We should try to make it so that people aren’t going to be exposed to porn against their will by seeing it on someone else’s computer screen. I think we should do this regardless of whether or not we try to block pornography, since people don’t agree on the definition of pornography and it’s hard to block 100% of pornography while allowing the computer to be used for other purposes.

I don’t know, some of the filtering services out there, like Websense, seem to do a pretty decent job. I beleive they can be set up to allow the filter to be bypassed in the instance of searching for Chicken Breast recipes.

I have no problem with libraries forbidding porn on their computers. But I think the decision should be left to the community level. If you’re without home internet in a conservative area, then I guess you don’t get free pr0n.

HA HA! Holocaust porn.

My favorite example of this was a NASA site that got caught in porn filters. The reason? The URL contained “marsexplorer.html”.

But if the filter can be bypassed, doesn’t that defeat the point of having it in the first place?

Or you end up playing Whack-a-Mole, as porn sites figure out a way around the latest filter, the filter gets improved, then porn sites find their way around the new and improved filter, and so on and so forth. No filter is blocking 100% of porn sites and allowing 100% of non-pornographic material through at any one time.

Websense isn’t perfect, either (not to pick on Websense, neither is any other filtering software). It blocked cisco.com for a while as a “hack” site.

How do you make sure the filtering catches only porn, and not non-pornographic but controversial subjects like certain political or religious views? The same software that can be used to block porn can be used to block those, too. Websense is supposedly used by the Chinese and Yemeni governments for this purpose. I guarantee you there are some people who’d like to restrict public library patrons’ access to certain political or religious sites, and I think there are important freedom-of-speech reasons (as well as research reasons) why we shouldn’t let them do that.

One public library I used to spend a lot of time at had polarized privacy filters on every screen.
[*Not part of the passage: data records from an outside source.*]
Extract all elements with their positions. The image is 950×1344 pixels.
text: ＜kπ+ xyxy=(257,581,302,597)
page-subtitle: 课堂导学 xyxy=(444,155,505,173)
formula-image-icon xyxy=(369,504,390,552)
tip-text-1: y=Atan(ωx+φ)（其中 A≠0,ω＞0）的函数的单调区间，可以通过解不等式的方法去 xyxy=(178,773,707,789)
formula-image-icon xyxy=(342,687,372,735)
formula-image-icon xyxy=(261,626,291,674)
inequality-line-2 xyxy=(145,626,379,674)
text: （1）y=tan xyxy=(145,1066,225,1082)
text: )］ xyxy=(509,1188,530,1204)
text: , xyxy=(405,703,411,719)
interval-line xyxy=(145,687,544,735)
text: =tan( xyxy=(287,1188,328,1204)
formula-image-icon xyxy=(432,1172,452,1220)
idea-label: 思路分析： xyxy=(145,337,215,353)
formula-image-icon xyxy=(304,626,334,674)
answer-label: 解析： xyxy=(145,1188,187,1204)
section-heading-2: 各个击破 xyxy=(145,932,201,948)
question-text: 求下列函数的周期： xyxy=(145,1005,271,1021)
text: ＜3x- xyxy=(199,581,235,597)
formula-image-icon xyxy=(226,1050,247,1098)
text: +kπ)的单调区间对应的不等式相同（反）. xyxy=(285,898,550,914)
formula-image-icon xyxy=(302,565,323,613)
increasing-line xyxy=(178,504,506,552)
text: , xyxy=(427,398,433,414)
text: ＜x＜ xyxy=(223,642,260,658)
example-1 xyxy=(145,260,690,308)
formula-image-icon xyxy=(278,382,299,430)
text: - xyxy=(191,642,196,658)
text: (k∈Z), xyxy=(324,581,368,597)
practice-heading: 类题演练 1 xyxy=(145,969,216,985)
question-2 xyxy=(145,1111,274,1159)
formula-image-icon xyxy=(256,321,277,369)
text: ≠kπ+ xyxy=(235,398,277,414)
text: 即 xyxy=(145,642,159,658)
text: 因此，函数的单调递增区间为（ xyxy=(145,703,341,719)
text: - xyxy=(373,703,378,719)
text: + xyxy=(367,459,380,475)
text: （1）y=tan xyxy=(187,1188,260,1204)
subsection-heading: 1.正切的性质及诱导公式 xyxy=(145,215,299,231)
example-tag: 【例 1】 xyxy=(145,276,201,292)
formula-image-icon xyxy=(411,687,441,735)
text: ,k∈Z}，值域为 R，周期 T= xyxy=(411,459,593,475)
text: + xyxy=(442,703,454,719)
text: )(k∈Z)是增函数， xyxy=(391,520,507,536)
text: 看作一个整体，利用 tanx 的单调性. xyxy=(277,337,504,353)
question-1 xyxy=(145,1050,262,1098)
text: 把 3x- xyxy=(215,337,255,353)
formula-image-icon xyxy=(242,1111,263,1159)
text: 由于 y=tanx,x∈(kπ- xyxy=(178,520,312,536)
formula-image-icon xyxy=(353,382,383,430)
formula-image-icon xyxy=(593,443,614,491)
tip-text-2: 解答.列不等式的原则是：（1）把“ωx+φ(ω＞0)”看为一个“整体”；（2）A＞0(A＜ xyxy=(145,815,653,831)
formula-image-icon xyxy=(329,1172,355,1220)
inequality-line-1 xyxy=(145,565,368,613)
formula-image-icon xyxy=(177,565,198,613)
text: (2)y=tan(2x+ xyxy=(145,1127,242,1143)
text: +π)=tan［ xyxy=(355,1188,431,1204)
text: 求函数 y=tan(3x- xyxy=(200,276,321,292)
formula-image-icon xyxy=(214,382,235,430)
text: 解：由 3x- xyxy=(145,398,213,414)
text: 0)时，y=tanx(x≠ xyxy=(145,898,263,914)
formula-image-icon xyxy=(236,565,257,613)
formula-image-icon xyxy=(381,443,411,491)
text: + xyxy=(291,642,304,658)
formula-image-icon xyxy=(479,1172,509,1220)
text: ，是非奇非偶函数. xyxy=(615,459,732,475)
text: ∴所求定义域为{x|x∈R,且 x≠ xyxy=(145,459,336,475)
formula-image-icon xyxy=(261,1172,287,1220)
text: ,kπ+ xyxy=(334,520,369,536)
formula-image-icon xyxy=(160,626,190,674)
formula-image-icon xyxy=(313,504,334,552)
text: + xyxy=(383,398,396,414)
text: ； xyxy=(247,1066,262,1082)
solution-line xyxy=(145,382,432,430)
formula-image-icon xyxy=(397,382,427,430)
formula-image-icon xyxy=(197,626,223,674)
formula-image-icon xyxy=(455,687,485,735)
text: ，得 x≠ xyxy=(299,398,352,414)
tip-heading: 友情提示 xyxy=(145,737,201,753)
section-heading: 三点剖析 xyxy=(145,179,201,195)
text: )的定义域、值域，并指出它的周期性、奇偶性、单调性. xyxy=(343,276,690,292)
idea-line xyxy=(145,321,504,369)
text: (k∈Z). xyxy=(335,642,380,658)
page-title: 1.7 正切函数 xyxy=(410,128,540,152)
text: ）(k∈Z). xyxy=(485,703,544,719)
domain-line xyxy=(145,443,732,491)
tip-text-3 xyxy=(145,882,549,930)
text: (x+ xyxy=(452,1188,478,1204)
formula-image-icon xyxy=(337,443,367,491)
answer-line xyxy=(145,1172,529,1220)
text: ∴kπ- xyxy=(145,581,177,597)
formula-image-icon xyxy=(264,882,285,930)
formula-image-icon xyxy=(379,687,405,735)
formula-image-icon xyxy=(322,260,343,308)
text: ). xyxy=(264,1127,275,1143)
Basically, if you were sitting right in front of the screen, you didn’t notice the filter at all, but from any other angle they were opaque and you couldn’t see the screen. Sort of like those Fresnel-lens traffic lights.

So that’s one way.

I hear the models were smoking hot

ETA: do people seriously still use public libraries? I haven’t used one in years - almost as long as I haven’t used a phonebook.

If you’ve ever tried to watch the Playboy Channel, scrambled, 16 colors would be an improvement.

Yes. I worked at a public library and there were all sorts of people who came in to check out books, research, or use the computers. Admittedly there have been stretches of years where I never used the public library myself.

Our library, and the one at the university, restricts pornographic material and I cannot recall any instance of it causing a problem. So I’ve got no beef with libraries banning explicit materials from being viewed in areas where others can also view it. If you want your porn go somewhere else.